= Caramelo (horse) =

Brazilian horse notable for surviving a flood

Caramelo (lit. 'Caramel') is a horse (Note: Initially, it was believed to be a horse. However, the São Paulo State Security Secretariat (SSP) announced that it was a mare. Later on, the veterinary hospital of the Lutheran University of Brazil (Ulbra) confirmed that it was indeed a horse.) known for having spent at least four days on a roof in Canoas during the May 2024 Rio Grande do Sul floods.

== Rescue ==

Caramelo stranded on the roof of a house

The horse was stranded in a house in the Mathias Velho neighborhood, Canoas, during the floods that occurred in Rio Grande do Sul in May 2024. He spent about four days stranded. According to veterinarians consulted by CNN Brasil, he survived because he was probably very well hydrated and fed.

On 8 May, Caramelo began to be monitored and some teams unsuccessfully attempted the rescue. The mayor of Canoas, Jairo Jorge (PSD), told GloboNews that the rescue would require a helicopter. The rescue planning was done during the night with the São Paulo State Fire Department and the team of veterinarians who helped rescue other stranded animals during the flood, including two horses that were trapped on a building staircase.

On 9 May, the rescue was carried out by the Fire Department accompanied by a team of veterinarians. The team was mobilized by General Hertz Pires do Nascimento, commander of the Brazilian Army operations in Rio Grande do Sul. Five boats and a helicopter were made available for the rescue. Around 11 a.m., Caramelo was anesthetized, laid down, and placed in a boat, where saline solution was used to keep him hydrated.
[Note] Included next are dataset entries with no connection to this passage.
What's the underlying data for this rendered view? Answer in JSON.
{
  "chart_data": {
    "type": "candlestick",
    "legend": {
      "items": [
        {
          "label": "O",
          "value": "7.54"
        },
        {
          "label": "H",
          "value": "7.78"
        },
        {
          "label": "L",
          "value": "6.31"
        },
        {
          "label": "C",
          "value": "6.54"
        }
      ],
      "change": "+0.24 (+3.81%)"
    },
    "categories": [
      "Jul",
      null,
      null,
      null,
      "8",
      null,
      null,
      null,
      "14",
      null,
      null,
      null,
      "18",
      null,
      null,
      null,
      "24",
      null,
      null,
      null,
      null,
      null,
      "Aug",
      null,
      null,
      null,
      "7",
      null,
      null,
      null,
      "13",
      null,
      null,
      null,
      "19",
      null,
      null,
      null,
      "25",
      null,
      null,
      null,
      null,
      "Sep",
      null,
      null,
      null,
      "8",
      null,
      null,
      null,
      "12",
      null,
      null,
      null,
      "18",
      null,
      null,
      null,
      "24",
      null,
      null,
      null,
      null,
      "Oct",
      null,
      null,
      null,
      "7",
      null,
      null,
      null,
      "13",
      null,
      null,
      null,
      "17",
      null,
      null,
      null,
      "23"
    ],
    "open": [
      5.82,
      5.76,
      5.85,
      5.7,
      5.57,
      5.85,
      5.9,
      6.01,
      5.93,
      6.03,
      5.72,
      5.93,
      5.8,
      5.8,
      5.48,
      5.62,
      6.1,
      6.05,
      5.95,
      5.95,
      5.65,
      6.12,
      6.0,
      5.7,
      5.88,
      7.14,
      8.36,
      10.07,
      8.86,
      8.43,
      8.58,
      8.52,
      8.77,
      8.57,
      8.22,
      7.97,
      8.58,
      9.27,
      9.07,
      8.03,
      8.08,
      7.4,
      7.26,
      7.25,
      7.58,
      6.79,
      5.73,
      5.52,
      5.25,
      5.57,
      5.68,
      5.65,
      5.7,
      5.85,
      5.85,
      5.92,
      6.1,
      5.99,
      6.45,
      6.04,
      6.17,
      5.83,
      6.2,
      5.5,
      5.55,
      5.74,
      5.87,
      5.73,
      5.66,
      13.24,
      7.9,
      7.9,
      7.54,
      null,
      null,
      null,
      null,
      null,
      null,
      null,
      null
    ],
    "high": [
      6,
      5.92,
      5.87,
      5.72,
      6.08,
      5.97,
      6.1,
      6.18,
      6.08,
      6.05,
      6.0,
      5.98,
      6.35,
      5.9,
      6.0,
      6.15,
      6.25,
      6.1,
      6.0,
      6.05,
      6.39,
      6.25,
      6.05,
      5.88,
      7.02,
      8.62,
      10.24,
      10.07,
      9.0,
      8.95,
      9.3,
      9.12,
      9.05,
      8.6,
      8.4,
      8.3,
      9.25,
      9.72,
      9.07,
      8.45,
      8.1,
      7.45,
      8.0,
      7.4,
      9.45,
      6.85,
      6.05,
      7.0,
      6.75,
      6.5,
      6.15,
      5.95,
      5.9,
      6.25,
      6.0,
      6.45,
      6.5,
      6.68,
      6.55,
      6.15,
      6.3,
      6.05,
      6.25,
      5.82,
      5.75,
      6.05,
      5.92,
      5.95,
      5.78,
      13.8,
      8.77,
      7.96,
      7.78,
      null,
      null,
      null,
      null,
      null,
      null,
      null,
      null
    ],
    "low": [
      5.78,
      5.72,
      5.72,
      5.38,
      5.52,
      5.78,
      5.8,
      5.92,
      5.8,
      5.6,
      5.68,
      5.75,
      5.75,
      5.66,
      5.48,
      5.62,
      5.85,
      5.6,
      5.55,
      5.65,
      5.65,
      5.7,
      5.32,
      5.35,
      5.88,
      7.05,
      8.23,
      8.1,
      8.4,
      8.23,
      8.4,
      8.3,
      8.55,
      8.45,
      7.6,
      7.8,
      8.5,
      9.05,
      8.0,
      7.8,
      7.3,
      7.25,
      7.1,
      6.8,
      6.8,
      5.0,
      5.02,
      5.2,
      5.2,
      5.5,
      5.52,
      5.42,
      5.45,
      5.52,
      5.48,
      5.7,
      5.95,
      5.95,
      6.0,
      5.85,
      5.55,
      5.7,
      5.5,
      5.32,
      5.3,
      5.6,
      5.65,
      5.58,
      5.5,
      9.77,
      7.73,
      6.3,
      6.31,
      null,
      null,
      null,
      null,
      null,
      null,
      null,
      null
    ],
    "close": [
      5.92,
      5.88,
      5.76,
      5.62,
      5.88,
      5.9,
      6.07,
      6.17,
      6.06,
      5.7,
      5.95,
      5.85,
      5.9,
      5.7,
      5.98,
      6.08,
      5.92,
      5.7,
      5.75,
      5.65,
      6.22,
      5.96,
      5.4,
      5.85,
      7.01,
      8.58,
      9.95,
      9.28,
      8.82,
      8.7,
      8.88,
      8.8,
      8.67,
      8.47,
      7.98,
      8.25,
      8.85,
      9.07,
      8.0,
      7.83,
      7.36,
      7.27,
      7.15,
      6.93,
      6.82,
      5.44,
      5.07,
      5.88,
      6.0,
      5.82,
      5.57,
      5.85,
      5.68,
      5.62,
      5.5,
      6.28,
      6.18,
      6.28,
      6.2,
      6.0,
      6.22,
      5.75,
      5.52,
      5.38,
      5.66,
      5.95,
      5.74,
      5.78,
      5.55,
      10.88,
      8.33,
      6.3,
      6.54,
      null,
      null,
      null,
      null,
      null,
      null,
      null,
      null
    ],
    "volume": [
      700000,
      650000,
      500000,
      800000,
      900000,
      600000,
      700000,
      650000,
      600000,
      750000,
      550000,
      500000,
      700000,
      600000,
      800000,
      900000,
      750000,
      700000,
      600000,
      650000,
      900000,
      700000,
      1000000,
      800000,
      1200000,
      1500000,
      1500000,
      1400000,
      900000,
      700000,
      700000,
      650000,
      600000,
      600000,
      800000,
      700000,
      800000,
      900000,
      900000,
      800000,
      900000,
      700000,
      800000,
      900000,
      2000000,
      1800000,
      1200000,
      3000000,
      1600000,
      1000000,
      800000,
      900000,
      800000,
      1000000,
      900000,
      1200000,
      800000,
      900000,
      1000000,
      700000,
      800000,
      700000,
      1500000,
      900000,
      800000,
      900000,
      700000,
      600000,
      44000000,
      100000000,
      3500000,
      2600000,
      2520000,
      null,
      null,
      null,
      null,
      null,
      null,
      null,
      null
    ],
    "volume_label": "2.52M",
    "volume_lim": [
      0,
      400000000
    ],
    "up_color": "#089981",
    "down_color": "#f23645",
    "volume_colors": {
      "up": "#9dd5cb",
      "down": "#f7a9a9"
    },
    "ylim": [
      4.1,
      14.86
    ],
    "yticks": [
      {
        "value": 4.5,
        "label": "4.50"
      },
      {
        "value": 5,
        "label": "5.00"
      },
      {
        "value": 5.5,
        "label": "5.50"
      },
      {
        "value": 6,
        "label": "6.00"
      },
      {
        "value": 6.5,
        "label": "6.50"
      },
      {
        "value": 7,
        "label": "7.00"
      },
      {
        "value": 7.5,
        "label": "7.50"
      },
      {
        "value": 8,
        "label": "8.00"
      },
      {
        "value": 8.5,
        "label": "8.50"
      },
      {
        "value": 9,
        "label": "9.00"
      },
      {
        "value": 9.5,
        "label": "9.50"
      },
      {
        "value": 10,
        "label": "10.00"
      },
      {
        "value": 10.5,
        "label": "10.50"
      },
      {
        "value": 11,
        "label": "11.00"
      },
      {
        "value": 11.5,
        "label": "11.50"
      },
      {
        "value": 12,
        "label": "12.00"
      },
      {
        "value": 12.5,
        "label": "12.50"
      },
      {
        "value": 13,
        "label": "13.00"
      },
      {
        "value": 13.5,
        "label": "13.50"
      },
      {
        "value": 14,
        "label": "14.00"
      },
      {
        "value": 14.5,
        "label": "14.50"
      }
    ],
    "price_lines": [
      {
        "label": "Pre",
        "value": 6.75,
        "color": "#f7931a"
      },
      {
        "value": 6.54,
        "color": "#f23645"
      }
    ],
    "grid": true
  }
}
He reached dry land around noon, when the boat was removed with Caramelo inside and placed on a trailer, where he was dried and taken to the veterinary hospital of the Lutheran University of Brazil (Ulbra). Caramelo was described as docile by veterinarians and weighed between 450 and 500 kg when rescued. Two dogs that were stranded on a nearby roof were also rescued.

At the hospital, it was checked whether Caramelo was injured and he received intravenous sugar solution to replace the liquid he lost while stranded. The horse was initially fed with a pasty food, with veterinarians planning to transition to grass as he recovered. On 10 May, he had a stable clinical condition, but was still dehydrated.

== Impact ==
Caramelo became nationally famous when he was filmed by TV Globo helicopter on 8 May. His rescue was widely reported in Brazil. Some newspapers, such as Metrópoles and Correio Braziliense, claimed that Caramelo was a symbol of resilience during the flood. Veja magazine stated that Caramelo's rescue showed the government's negligence regarding the flood warnings. The president of the Supreme Federal Court, Roberto Barroso, described the scene as emblematic. The horse stirred up emotions on social media. It was internet users who nicknamed him Caramelo (lit. 'Caramel'). On 8 May, the hashtag #SaveTheCanoasHorse trended on X (formerly Twitter). In addition to rescue requests, he was portrayed in memes, and journalist Renato Peters created a cartoon of him. Celebrities like Felipe Neto pressured for his rescue. The rescue also gained international attention.

The rescue was followed by Eduardo Paganella, a reporter for RBS TV. The rescue was also broadcast live on Mais Você, and it moved Ana Maria Braga deeply. President Luiz Inácio Lula da Silva said he slept restlessly the night before the rescue and that Caramelo deserved "a good rest". First Lady Rosângela Lula da Silva also became emotional and said she was in contact with a stud farm where the horse would be transported. In response, comedian Whindersson Nunes posted a photo of actress Jade Picon in the soap opera Travessia washing clothes by hand in a river. Rosângela countered the post by writing that "he doesn't know that washing machines have been invented for a long time", but the comedian responded that "this tweet doesn't allude to household chores, it alludes to doing a lot of hassle for something, about getting your hands dirty and making a big fuss about something".

Shortly after his admission, some people showed up at the veterinary hospital claiming to be the owners of the animal. Giovanna Ewbank and Felipe Neto offered to adopt Caramelo.